Documenting Portland’s beer culture

Two weeks ago McMenamins Mission Theater hosted a screening of It All Starts with Beer, a Dutch-made film about the beer cultural exchange taking place between Dutch and American brewers—primarily ones from Utrecht not far from Amsterdam and here in Portland as part of the Portland Utrecht Network (PUN intended). The film and the screening were made possible, in large part, to Dutch brewer and artisan Rick Nelson from Oedipus Brewing and Portland-based PUN president Greg Raisman. Plus, of course, none of it would’ve been made possible without Cascade Brewing founder Art Larrance and the Oregon Brewers Fest that he co-founded 28 years ago.
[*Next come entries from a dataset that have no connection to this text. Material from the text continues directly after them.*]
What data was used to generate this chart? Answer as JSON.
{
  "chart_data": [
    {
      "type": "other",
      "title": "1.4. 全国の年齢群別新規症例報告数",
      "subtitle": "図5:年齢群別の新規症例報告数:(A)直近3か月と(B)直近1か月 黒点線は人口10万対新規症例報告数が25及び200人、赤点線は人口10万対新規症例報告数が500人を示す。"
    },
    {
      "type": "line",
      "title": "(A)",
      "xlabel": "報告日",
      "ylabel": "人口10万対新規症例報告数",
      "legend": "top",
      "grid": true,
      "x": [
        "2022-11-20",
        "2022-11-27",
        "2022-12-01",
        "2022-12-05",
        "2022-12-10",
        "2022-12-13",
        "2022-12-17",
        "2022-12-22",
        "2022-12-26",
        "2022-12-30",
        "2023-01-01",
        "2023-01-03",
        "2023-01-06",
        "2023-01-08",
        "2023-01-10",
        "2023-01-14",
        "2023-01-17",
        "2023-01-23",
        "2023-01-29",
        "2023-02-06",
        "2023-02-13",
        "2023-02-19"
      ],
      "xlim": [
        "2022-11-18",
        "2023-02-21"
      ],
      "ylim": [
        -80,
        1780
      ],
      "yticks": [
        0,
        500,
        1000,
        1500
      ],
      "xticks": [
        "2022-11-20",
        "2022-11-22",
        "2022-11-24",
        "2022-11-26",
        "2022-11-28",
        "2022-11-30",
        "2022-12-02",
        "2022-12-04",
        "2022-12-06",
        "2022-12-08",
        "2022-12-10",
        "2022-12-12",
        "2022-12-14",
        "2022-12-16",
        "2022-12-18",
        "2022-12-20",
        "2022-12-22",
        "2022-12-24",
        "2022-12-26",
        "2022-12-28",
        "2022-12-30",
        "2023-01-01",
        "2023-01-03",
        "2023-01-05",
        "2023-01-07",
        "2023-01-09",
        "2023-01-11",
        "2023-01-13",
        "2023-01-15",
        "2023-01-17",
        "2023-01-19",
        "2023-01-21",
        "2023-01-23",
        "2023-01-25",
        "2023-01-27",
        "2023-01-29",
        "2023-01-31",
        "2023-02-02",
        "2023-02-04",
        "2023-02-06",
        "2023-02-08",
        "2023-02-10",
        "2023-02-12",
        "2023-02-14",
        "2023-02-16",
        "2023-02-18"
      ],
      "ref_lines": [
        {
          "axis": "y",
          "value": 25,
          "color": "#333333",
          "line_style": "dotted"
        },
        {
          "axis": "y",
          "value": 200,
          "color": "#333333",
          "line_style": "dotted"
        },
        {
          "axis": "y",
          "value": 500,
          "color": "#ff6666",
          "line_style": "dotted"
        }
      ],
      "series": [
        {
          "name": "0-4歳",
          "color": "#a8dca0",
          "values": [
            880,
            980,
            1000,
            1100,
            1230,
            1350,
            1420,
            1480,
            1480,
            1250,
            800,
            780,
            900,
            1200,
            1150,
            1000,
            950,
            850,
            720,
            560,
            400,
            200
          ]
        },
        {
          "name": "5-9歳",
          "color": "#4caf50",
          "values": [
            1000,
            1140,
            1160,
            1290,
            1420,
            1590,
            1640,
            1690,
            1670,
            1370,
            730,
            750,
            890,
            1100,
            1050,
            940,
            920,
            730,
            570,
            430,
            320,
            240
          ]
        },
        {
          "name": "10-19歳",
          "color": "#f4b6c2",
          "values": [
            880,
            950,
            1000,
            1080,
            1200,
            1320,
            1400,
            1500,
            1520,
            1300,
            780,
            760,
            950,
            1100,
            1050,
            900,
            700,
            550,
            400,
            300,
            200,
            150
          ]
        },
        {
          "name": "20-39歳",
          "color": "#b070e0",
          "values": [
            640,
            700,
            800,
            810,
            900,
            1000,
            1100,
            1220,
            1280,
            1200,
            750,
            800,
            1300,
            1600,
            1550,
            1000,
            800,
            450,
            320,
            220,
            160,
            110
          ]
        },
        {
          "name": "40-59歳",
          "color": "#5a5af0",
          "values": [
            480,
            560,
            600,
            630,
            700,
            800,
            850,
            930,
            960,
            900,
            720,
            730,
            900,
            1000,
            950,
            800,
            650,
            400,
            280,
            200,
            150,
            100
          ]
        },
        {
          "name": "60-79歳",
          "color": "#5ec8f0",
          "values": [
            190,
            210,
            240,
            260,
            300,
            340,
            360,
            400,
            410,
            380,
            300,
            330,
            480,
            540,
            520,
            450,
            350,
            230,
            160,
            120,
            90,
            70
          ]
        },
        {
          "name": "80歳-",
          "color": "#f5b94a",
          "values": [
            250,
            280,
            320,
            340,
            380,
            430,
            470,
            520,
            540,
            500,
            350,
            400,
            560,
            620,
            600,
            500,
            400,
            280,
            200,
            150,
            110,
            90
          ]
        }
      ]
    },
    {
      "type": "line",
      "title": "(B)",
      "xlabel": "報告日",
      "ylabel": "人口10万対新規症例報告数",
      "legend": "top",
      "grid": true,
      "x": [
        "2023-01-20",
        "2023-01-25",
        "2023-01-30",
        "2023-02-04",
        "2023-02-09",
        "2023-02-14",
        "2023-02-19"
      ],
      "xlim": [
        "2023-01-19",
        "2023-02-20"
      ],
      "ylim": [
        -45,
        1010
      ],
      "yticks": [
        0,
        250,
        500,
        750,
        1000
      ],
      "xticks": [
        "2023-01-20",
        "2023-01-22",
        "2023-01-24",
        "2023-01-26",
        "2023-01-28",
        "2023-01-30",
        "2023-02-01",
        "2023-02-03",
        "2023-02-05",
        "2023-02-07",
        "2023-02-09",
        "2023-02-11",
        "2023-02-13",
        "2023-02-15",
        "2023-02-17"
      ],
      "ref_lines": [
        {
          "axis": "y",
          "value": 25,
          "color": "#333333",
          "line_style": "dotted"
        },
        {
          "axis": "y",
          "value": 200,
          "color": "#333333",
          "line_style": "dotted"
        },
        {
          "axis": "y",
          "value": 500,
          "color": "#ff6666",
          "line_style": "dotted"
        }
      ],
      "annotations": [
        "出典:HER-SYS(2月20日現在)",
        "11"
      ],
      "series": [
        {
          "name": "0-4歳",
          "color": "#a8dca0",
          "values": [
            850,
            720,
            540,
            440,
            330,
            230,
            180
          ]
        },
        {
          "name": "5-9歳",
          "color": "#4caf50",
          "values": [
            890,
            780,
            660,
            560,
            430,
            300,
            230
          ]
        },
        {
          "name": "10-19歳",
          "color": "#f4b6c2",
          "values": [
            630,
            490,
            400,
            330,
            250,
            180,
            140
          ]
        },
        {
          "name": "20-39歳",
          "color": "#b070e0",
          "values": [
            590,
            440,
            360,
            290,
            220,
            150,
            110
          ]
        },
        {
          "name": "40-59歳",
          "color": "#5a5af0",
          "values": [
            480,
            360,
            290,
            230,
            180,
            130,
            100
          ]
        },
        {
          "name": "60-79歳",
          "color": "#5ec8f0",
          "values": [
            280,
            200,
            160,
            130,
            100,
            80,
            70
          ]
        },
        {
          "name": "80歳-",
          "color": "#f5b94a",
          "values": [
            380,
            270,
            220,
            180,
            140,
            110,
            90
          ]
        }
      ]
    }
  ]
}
I was invited to speak on the panel following the beautifully-shot documentary simply because I had the good fortune to be at the right place and the right time, that being Holland in 2014 for a front row seat as their craft beer culture took a giant leap forward to the point where industry members call their scene “20 years behind Portland’s.” (For Larrance’s part, he tried to persuade me to move to Utrecht, not Amsterdam, because of how cool their brewing scene is, which nowadays benefits from the proximity and relationships with Amsterdam’s community.) Keep in mind there were already almost 20 breweries in these parts back then.

But this Saturday, I’m jumping from the panel into the doc itself. I’ll have a back row seat in the car, cars, or van that will transport John Lovegrove and filmmaker Thom Roholt to 77 breweries throughout Portland Metro. Portland? Why John? Why 77?

Lovegrove is the underground local legend who quaffed a half pint at all 34 breweries in Portland in 2009. Yes, he blew hopped chunks by the end! Two years later he surpassed his own stunt and found himself at 50 in a single day (and spewed at the end again). Fifty, today, seems more doable (not recommended, just doable) considering the clusters that have sprung up in areas like Buckman and Boise and the Pearl. Heck, Oregon City has three operating breweries today (and soon five) that didn’t exist the last time Lovegrove and Roholt undertook this most epic of pub crawls. As for the number they’re attempting in four days and the reason I’m along for the ride, vowing to drink just 1-oz of a house-brewed beer at each stop: I’ll simply be LiveTweeting the ordeal. RIP City!

Speaking of financing, Roholt’s documentary, which is about the who, how, and why PDX became Brew City in the first place and not about the foolhardy pub crawl, is accepting pledges on the website, PDXBrewCity.com. The IndieGoGo crowdsourcing campaign is raising funding for the film itself. The top tier donation includes a mini version of the crawl, to three area breweries, where patrons will undoubtedly get to enjoy more than a total of three ounces of the stuff that makes Beervana “Brewtopia,” I mean that makes Brewtopia “PDX Brew City.”

As for the 77 part. The film will be tied together with a world record attempt at visiting 77 breweries in one day because A) we can and B) the 1977 NBA Champoinship Trail Blazers emblazoned this city with the Spirit of ’77. #Spiritof77Breweries!

Lastly, why do I even get to tagalong? Because I vociferously doubted their ability to complete the 77 brewery challenge but upon realize I couldn’t talk John out of it, I talked myself into it. It’ll be a great way to hit a handful of the area’s newest breweries that weren’t open in time for Oregon Breweries and that I haven’t even been to yet such as Back Pedal, Red Ox (Tigard), Oregon City Brewing, nearly all of the ones in Vantucky, and, the newest among ’em, adjacent to Back Pedal: Splash Bar!

Hope to survive to blog about the experience.